StageFright can use videos sent via MMS as the source of the attack, through the mechanism libStageFright , which helps Android edit video files.
Many text messaging apps - including Google Hangouts - automatically edit videos so that the infected video is ready for users to watch as soon as they open the message.
For this reason, the attack could take place without users realizing it.
How to use StageFright to hack an Android device
StageFright is built into native code (ie, C ++), instead of languages that are secure in memory, such as Java, because multimedia processing is time-sensitive.
This in itself can lead to memory corruption. Therefore, the researchers analyzed the deeper corners of this code and discovered several vulnerabilities to execute remote code that attackers can exploit with various hacking techniques, including methods that do not even require the user's mobile number.
Below we will look at three popular techniques for StageFright hacking.
1. Sending Exploit as an Android application
In the first method, the attacker must know the user's mobile number to activate StageFright via MMS. If one wants to attack a large number of Android phones this way, one must first collect a large number of phones and then spend money on sending text messages to potential victims.
Alternatively, an attacker could integrate exploit into an Android application and view an infected MP4 file to enable StageFright exploit. Below we will see a video with this technique:
Researchers prove that Simple Media Player plays an MP4 file with the wrong format.
2. Embed Exploit in an HTML web page
The attacker simply embeds the infected MP4 file into an HTML webpage and publishes the webpage on the Internet.
Once a visitor opens the page from their Android device, they download the malicious file.
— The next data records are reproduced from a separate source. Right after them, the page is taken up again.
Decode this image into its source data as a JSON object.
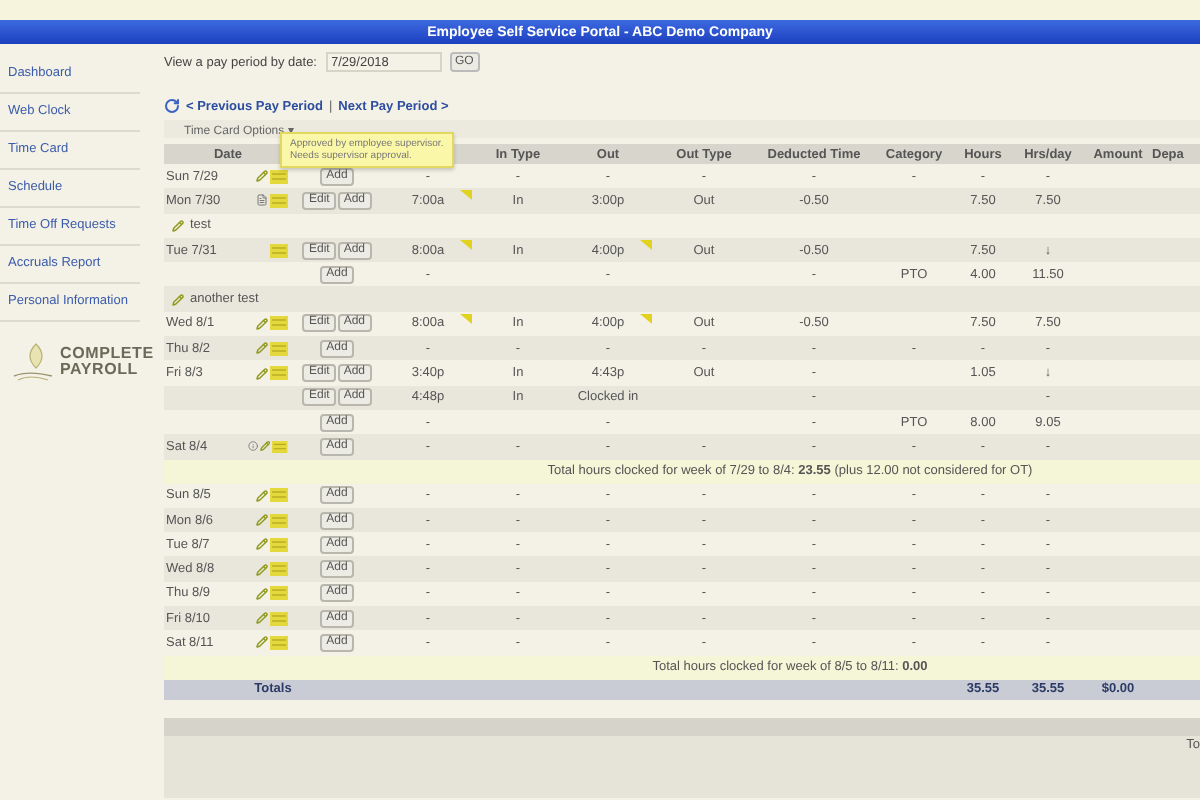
{
  "window": {
    "title": "Employee Self Service Portal - ABC Demo Company"
  },
  "sidebar": {
    "items": [
      "Dashboard",
      "Web Clock",
      "Time Card",
      "Schedule",
      "Time Off Requests",
      "Accruals Report",
      "Personal Information"
    ],
    "logo": {
      "lines": [
        "COMPLETE",
        "PAYROLL"
      ]
    }
  },
  "period": {
    "label": "View a pay period by date:",
    "value": "7/29/2018",
    "button": "GO"
  },
  "nav": {
    "previous": "< Previous Pay Period",
    "separator": "|",
    "next": "Next Pay Period >"
  },
  "options": {
    "label": "Time Card Options ▾"
  },
  "tooltip": {
    "lines": [
      "Approved by employee supervisor.",
      "Needs supervisor approval."
    ]
  },
  "table": {
    "columns": [
      {
        "label": "Date"
      },
      {},
      {
        "label": "In Type"
      },
      {
        "label": "Out"
      },
      {
        "label": "Out Type"
      },
      {
        "label": "Deducted Time"
      },
      {
        "label": "Category"
      },
      {
        "label": "Hours"
      },
      {
        "label": "Hrs/day"
      },
      {
        "label": "Amount"
      },
      {
        "label": "Depa"
      }
    ],
    "rows": [
      {
        "kind": "day",
        "date": "Sun 7/29",
        "icons": [
          {
            "kind": "pencil"
          },
          {
            "kind": "note"
          }
        ],
        "buttons": [
          "Add"
        ],
        "in_flag": false,
        "out_flag": false,
        "cells": [
          "-",
          "-",
          "-",
          "-",
          "-",
          "-",
          "-",
          "-"
        ]
      },
      {
        "kind": "day",
        "date": "Mon 7/30",
        "icons": [
          {
            "kind": "detail"
          },
          {
            "kind": "note"
          }
        ],
        "buttons": [
          "Edit",
          "Add"
        ],
        "in_flag": true,
        "out_flag": false,
        "cells": [
          "7:00a",
          "In",
          "3:00p",
          "Out",
          "-0.50",
          null,
          "7.50",
          "7.50"
        ]
      },
      {
        "kind": "comment",
        "text": "test"
      },
      {
        "kind": "day",
        "date": "Tue 7/31",
        "icons": [
          {
            "kind": "note"
          }
        ],
        "buttons": [
          "Edit",
          "Add"
        ],
        "in_flag": true,
        "out_flag": true,
        "cells": [
          "8:00a",
          "In",
          "4:00p",
          "Out",
          "-0.50",
          null,
          "7.50",
          "↓"
        ]
      },
      {
        "kind": "day",
        "icons": [],
        "buttons": [
          "Add"
        ],
        "in_flag": false,
        "out_flag": false,
        "cells": [
          "-",
          null,
          "-",
          null,
          "-",
          "PTO",
          "4.00",
          "11.50"
        ]
      },
      {
        "kind": "comment",
        "text": "another test"
      },
      {
        "kind": "day",
        "date": "Wed 8/1",
        "icons": [
          {
            "kind": "pencil"
          },
          {
            "kind": "note"
          }
        ],
        "buttons": [
          "Edit",
          "Add"
        ],
        "in_flag": true,
        "out_flag": true,
        "cells": [
          "8:00a",
          "In",
          "4:00p",
          "Out",
          "-0.50",
          null,
          "7.50",
          "7.50"
        ]
      },
      {
        "kind": "day",
        "date": "Thu 8/2",
        "icons": [
          {
            "kind": "pencil"
          },
          {
            "kind": "note"
          }
        ],
        "buttons": [
          "Add"
        ],
        "in_flag": false,
        "out_flag": false,
        "cells": [
          "-",
          "-",
          "-",
          "-",
          "-",
          "-",
          "-",
          "-"
        ]
      },
      {
        "kind": "day",
        "date": "Fri 8/3",
        "icons": [
          {
            "kind": "pencil"
          },
          {
            "kind": "note"
          }
        ],
        "buttons": [
          "Edit",
          "Add"
        ],
        "in_flag": false,
        "out_flag": false,
        "cells": [
          "3:40p",
          "In",
          "4:43p",
          "Out",
          "-",
          null,
          "1.05",
          "↓"
        ]
      },
      {
        "kind": "day",
        "icons": [],
        "buttons": [
          "Edit",
          "Add"
        ],
        "in_flag": false,
        "out_flag": false,
        "cells": [
          "4:48p",
          "In",
          "Clocked in",
          null,
          "-",
          null,
          null,
          "-"
        ]
      },
      {
        "kind": "day",
        "icons": [],
        "buttons": [
          "Add"
        ],
        "in_flag": false,
        "out_flag": false,
        "cells": [
          "-",
          null,
          "-",
          null,
          "-",
          "PTO",
          "8.00",
          "9.05"
        ]
      },
      {
        "kind": "day",
        "date": "Sat 8/4",
        "icons": [
          {
            "kind": "info"
          },
          {
            "kind": "pencil"
          },
          {
            "kind": "note"
          }
        ],
        "buttons": [
          "Add"
        ],
        "in_flag": false,
        "out_flag": false,
        "cells": [
          "-",
          "-",
          "-",
          "-",
          "-",
          "-",
          "-",
          "-"
        ]
      },
      {
        "kind": "week_total",
        "text": "Total hours clocked for week of 7/29 to 8/4: **23.55** (plus 12.00 not considered for OT)"
      },
      {
        "kind": "day",
        "date": "Sun 8/5",
        "icons": [
          {
            "kind": "pencil"
          },
          {
            "kind": "note"
          }
        ],
        "buttons": [
          "Add"
        ],
        "in_flag": false,
        "out_flag": false,
        "cells": [
          "-",
          "-",
          "-",
          "-",
          "-",
          "-",
          "-",
          "-"
        ]
      },
      {
        "kind": "day",
        "date": "Mon 8/6",
        "icons": [
          {
            "kind": "pencil"
          },
          {
            "kind": "note"
          }
        ],
        "buttons": [
          "Add"
        ],
        "in_flag": false,
        "out_flag": false,
        "cells": [
          "-",
          "-",
          "-",
          "-",
          "-",
          "-",
          "-",
          "-"
        ]
      },
      {
        "kind": "day",
        "date": "Tue 8/7",
        "icons": [
          {
            "kind": "pencil"
          },
          {
            "kind": "note"
          }
        ],
        "buttons": [
          "Add"
        ],
        "in_flag": false,
        "out_flag": false,
        "cells": [
          "-",
          "-",
          "-",
          "-",
          "-",
          "-",
          "-",
          "-"
        ]
      },
      {
        "kind": "day",
        "date": "Wed 8/8",
        "icons": [
          {
            "kind": "pencil"
          },
          {
            "kind": "note"
          }
        ],
        "buttons": [
          "Add"
        ],
        "in_flag": false,
        "out_flag": false,
        "cells": [
          "-",
          "-",
          "-",
          "-",
          "-",
          "-",
          "-",
          "-"
        ]
      },
      {
        "kind": "day",
        "date": "Thu 8/9",
        "icons": [
          {
            "kind": "pencil"
          },
          {
            "kind": "note"
          }
        ],
        "buttons": [
          "Add"
        ],
        "in_flag": false,
        "out_flag": false,
        "cells": [
          "-",
          "-",
          "-",
          "-",
          "-",
          "-",
          "-",
          "-"
        ]
      },
      {
        "kind": "day",
        "date": "Fri 8/10",
        "icons": [
          {
            "kind": "pencil"
          },
          {
            "kind": "note"
          }
        ],
        "buttons": [
          "Add"
        ],
        "in_flag": false,
        "out_flag": false,
        "cells": [
          "-",
          "-",
          "-",
          "-",
          "-",
          "-",
          "-",
          "-"
        ]
      },
      {
        "kind": "day",
        "date": "Sat 8/11",
        "icons": [
          {
            "kind": "pencil"
          },
          {
            "kind": "note"
          }
        ],
        "buttons": [
          "Add"
        ],
        "in_flag": false,
        "out_flag": false,
        "cells": [
          "-",
          "-",
          "-",
          "-",
          "-",
          "-",
          "-",
          "-"
        ]
      },
      {
        "kind": "week_total",
        "text": "Total hours clocked for week of 8/5 to 8/11: **0.00**"
      },
      {
        "kind": "totals",
        "label": "Totals",
        "hours": "35.55",
        "hrs_day": "35.55",
        "amount": "$0.00"
      }
    ]
  },
  "summary": {
    "text": "To"
  }
}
The attacker's server then transmits a custom video file to the victim's device, taking advantage of StageFright vulnerabilities to reveal more details about the device's internal state.
Using the details sent by exploit to the hacker's server, the hacker can control the victim's smartphone.
3. Exploitation using multimedia message (MMS)
With this method, the attacker simply needs your phone number. It then sends you an MMS with an infected MP4 file. While downloading the file, the attacker remotely executes malicious code on your Android device, which could lead to a breach of your personal information or data loss.
How can I protect my Android device from StageFright attacks?
Google has corrected this bug in the latest version of Android. However, a large number of Android users have an older version, so it is up to their device manufacturers to protect their devices from StageFright.
As it sometimes takes manufacturers a long time to update the code, here is a list of actions that users can take to reduce their exposure to StageFright vulnerabilities.
- Disable mms auto recovery: Users can find this option in the message settings. When turned off, MP4 will not be downloaded automatically and will require the user to press a button to download and play.
- Installing applications from the official Play Store: Instead of downloading apps through third-party websites, you should look for their official versions in the Play Store. It is also a good idea to read user reviews in the applications before installing them.
- Be careful when visiting websites: Do not click or open suspicious links on the Internet. Click-bait titles may entice you to download attachments, but it is always wise to think before you open a website before taking any action.